Les Français ont sans doute aussi compris que tout n’est peut-être pas la faute « à » Poutine. Désolé, mais, par exemple, le démantèlement de notre parc nucléaire, c’est pas lui. Alors, les Français sont sans doute disposés à se geler (un peu) les miches cet hiver et à se déguiser en Bruno Le Maire, à condition qu’on leur offre une perspective à moyen-long terme. C’est ce que pense l’économiste Christian Saint-Étienne, familier des plateaux télé depuis plusieurs décennies, économiste, universitaire, analyste politique, professeur titulaire de la chaire d'Économie industrielle au Conservatoire national des arts et métiers depuis 2009 et auteur de nombreux livres. Il débattait sur BFM Business, ce jeudi 7 octobre, sur ce fameux plan sobriété. Et il n’a pas mâché ses mots.

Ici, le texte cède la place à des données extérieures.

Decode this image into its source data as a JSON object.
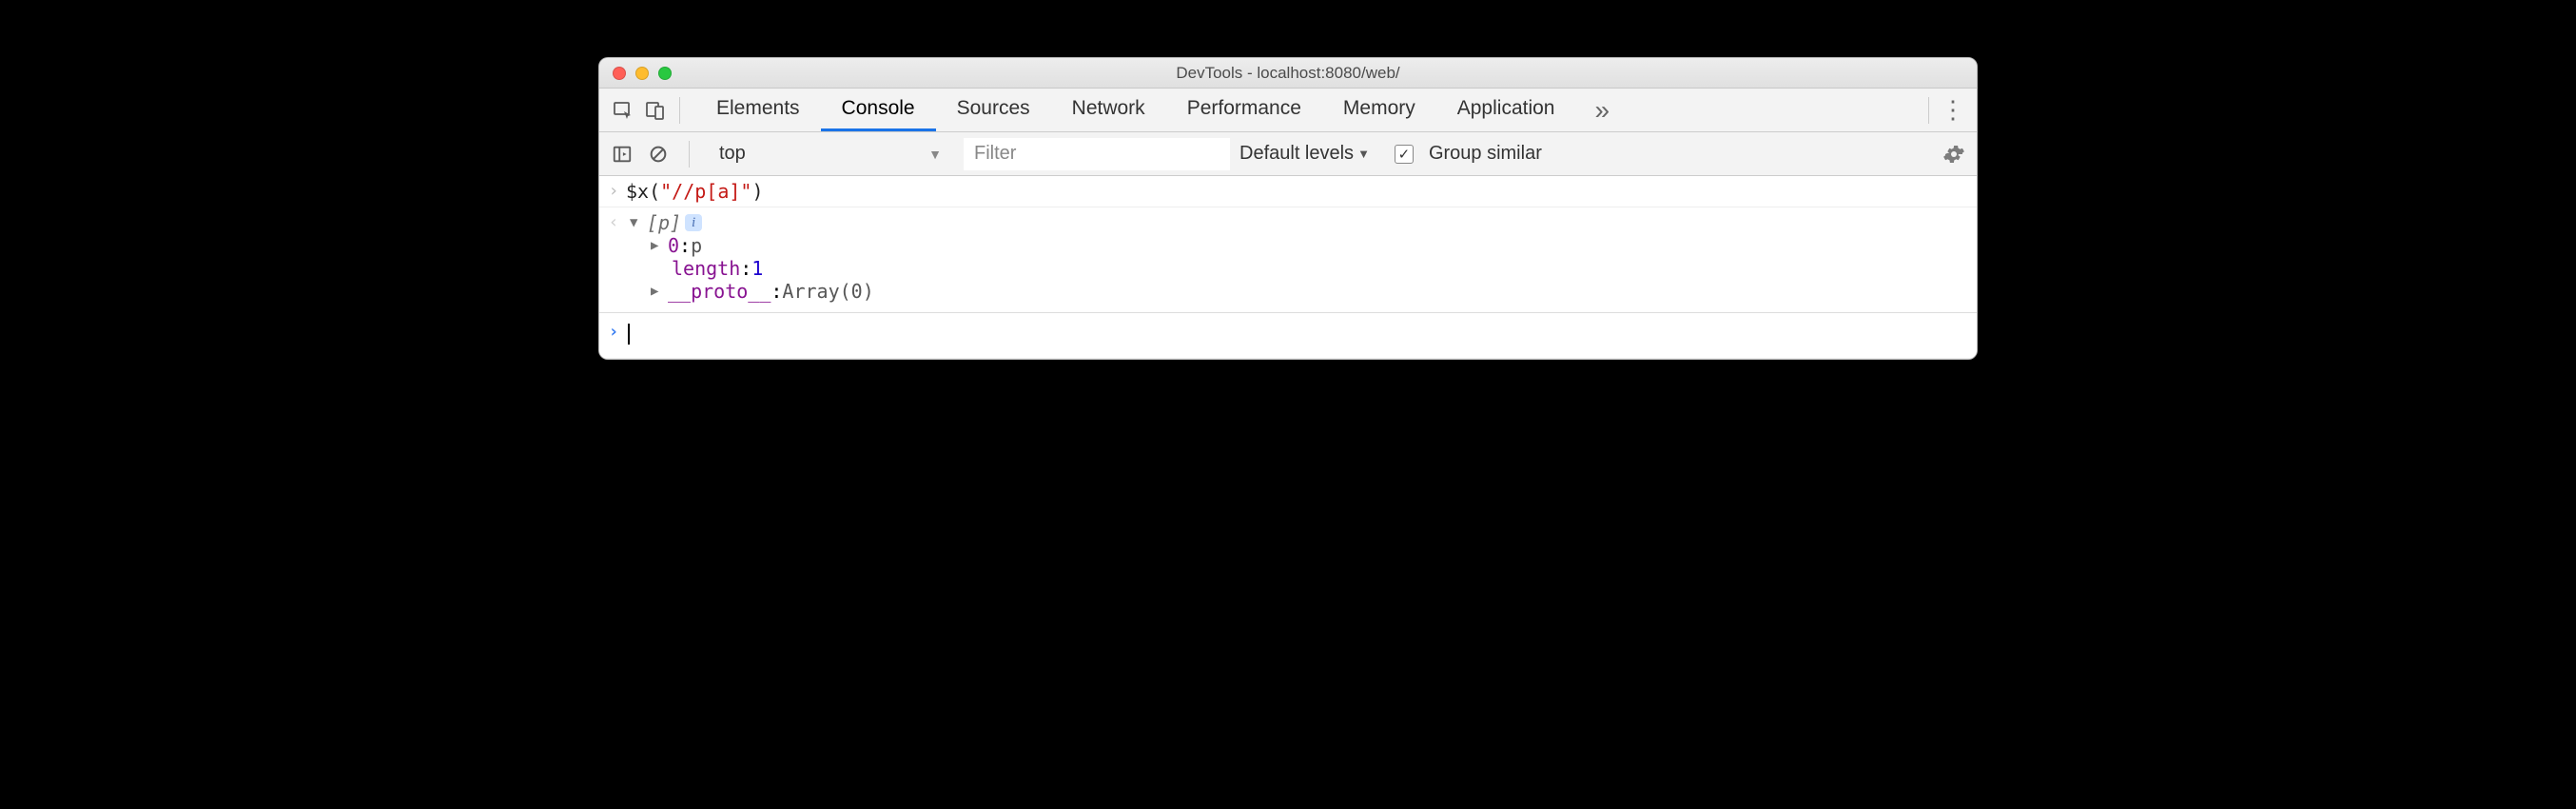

Prenant l’exemple de notre système de production hydroélectrique qui représente tout de même, si l’on en croit EDF, la deuxième source de production électrique et la première source à partir des énergies renouvelables, l'économiste pointe du doigt l’impéritie depuis deux décennies de nos gouvernants, complètement tétanisés face aux directives européennes. Ainsi, Saint-Étienne affirme qu’en investissant sur trois ans, on pourrait produire 25 % de plus d’hydroélectricité. Mais on ne le fait pas. Pourquoi ?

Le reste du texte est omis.